Um elétrico compacto com ambição global
O novo Honda Super-N foi confirmado para “mercados globais selecionados”, com o Reino Unido a ser o primeiro destino. E há um detalhe que o torna imediatamente relevante: o preço de entrada deverá ficar abaixo das 20 mil libras, o equivalente a cerca de 26.900 dólares.
Num mercado cada vez mais carente de elétricos acessíveis, este posicionamento dá ao Super-N um argumento forte logo à partida.

Base de kei car, mas com identidade própria
Em termos técnicos, o Super-N nasce a partir do Honda N-One, um pequeno kei car japonês. A marca transformou essa base num modelo elétrico, alargando também a carroçaria para lhe dar uma presença mais sólida e distinta.
O resultado é um automóvel de dimensões reduzidas, mas com uma imagem muito própria, inspirada em modelos históricos da Honda e claramente orientada para um público que valoriza design e carácter.
Potência modesta, mas com “boost” para animar
O motor elétrico debita 63 cv, um valor modesto, mas o sistema inclui um modo boost que eleva temporariamente a potência para 94 cv. A Honda ainda não revelou números oficiais de aceleração ou velocidade máxima, mas o foco deste modelo parece estar mais na agilidade e na experiência de utilização urbana do que em prestações puras.
Condução com mais emoção do que o habitual
Um dos elementos mais curiosos do Super-N está na tentativa de tornar a experiência de condução mais envolvente. O modelo conta com passagens de caixa simuladas e sons artificiais de motor a combustão, numa solução pensada para dar mais emoção ao volante.
Segundo quem já experimentou protótipos desta tecnologia, o sistema consegue ser surpreendentemente convincente e acrescenta personalidade ao conjunto.

Autonomia curta, mas alinhada com a proposta
A autonomia anunciada é de 128 milhas em ciclo WLTP, o que corresponde a cerca de 206 quilómetros. Embora não seja um valor impressionante, encaixa na proposta de um automóvel citadino, pensado para deslocações curtas e uso diário.
A bateria ainda não foi oficialmente detalhada, mas tudo indica que deverá rondar os 29 kWh.
Visual retro como grande trunfo
Esteticamente, o Super-N assume sem complexos a sua inspiração retro. Apesar de derivar de um modelo existente há vários anos no Japão, o resultado final mantém uma imagem fresca, especialmente graças ao kit de carroçaria alargada, que evoca automóveis icónicos da Honda dos anos 80, como o City Turbo.

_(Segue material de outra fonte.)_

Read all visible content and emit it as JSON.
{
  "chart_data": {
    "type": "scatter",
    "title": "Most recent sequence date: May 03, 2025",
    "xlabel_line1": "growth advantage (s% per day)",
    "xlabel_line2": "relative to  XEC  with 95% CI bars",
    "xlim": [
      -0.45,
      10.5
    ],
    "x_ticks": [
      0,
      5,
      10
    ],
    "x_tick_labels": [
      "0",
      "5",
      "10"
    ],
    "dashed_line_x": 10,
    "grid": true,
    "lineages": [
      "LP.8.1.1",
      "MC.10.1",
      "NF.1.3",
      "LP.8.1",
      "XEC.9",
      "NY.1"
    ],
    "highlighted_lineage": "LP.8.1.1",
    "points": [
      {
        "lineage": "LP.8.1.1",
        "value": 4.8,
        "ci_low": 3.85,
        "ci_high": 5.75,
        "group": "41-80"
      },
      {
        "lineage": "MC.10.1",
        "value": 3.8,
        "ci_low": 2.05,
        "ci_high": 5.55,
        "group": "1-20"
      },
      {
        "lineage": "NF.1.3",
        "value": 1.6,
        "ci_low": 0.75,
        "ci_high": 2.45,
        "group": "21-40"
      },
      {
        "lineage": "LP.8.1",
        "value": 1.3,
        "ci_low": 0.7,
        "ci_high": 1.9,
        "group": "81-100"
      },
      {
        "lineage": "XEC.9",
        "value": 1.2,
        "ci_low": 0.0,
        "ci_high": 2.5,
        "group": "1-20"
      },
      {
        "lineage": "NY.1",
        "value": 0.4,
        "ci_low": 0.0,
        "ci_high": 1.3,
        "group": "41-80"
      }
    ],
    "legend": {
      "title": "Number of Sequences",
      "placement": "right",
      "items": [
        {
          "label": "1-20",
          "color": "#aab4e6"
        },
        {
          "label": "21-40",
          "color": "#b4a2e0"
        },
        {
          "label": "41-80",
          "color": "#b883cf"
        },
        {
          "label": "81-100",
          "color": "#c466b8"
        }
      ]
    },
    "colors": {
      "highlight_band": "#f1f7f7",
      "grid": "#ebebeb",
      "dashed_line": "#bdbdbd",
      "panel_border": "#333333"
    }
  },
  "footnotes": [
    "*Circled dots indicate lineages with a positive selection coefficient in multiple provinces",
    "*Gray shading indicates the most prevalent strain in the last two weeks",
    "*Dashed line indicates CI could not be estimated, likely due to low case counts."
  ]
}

É precisamente nesta combinação entre nostalgia, simplicidade e originalidade que o Super-N parece encontrar a sua maior força.
Um elétrico improvável para os EUA, mas com espaço na Europa
A chegada aos Estados Unidos parece altamente improvável. As dimensões reduzidas, a potência limitada e a autonomia curta não encaixam no gosto médio norte-americano, sobretudo num mercado onde até modelos semelhantes têm tido dificuldades.
Na Europa, pelo contrário, o enquadramento é bem mais favorável. O Super-N posiciona-se diretamente contra outros elétricos compactos e acessíveis que estão a ganhar espaço, beneficiando de um formato mais ajustado às cidades e de um preço potencialmente competitivo.
Honda encontra uma nova forma de estar no elétrico
Mesmo sem uma ofensiva elétrica de grande escala em todos os mercados, a Honda mostra com o Super-N que ainda sabe como criar produtos diferentes e apelativos. Num segmento onde faltam propostas baratas, leves e com personalidade, este pequeno elétrico pode tornar-se uma surpresa relevante.
Se cumprir o que promete, o Super-N poderá ser um dos casos mais interessantes do ano entre os elétricos urbanos.